Emotional Disconnect During Customer Onboarding

Theres one major reason your Customer Onboarding sucks and it is something you can easily fix with little to no engineering or overhead.

Fix the Emotional Disconnect that happens during Customer Onboarding.

You see, Sales and Marketing create connections with prospects on an emotional level by focusing on the customer’s goals rather than on their product or service.

We tell prospects, “If you do business with us, you will become a better version of yourself.”

Prospects become customers because they emotionally buy into what this product or service is going to do for them.

Even in B2B, customers buy emotionally and back that up with facts and data.

Don’t lose sight of this.

Oh wait… that’s the problem with your Onboarding… you DID lose sight of this.

Your Onboarding, for lack of a better word, sucks (takes too long, fails to set customers to get value from their relationship with you over the long-term, etc. ) because you failed to maintain the emotional connection between the customer and their goal.

Prospects buy emotionally – and Sales builds and uses that emotional connection to move the prospect through the sales process to become a customer – and as soon as they become a customer, all of this emotional stuff goes away and you move directly into functional or technical onboarding, ignoring everything that got the customer to this point!

If you want your customers to actually go through your onboarding process in a way that sets them up for future success (and expansion!), your focus cannot simply be on getting them to use your product or consume your service.

Instead, your focus should be on setting them up to – and guiding them along the way as they – achieve their goals, so that the emotional connection remains intact.

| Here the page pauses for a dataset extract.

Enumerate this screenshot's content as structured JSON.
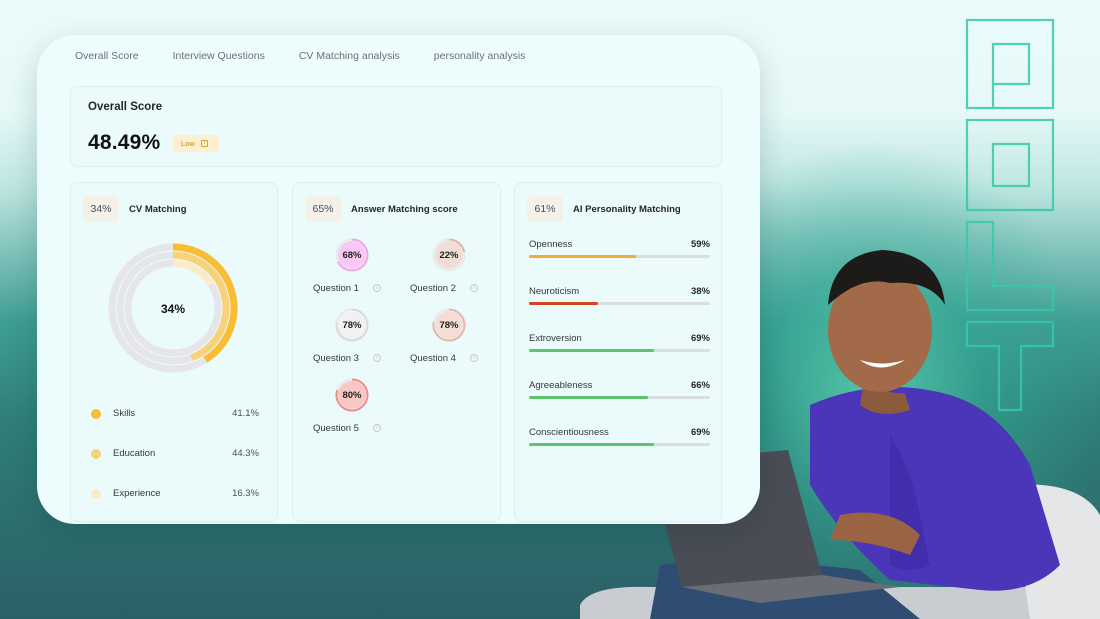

Create an emotional connection between them and their goal with your product or service as the catalyst and you’ll get them to do what they need to do to get value from their relationship with you.

Of course, the onboarding process necessarily requires new customers to take certain functional or technical actions, obviously, but these must be positioned in a way that aligns emotionally with why they bought if you want a higher percentage of customers to do the things they need to do in a timely manner to get value from this new business relationship.

If you simply take over from the salesperson and jump right in to dry, unemotional functional or technical onboarding, you get customers ghosting you, losing interest, making excuses, etc.

You know exactly what I’m talking about.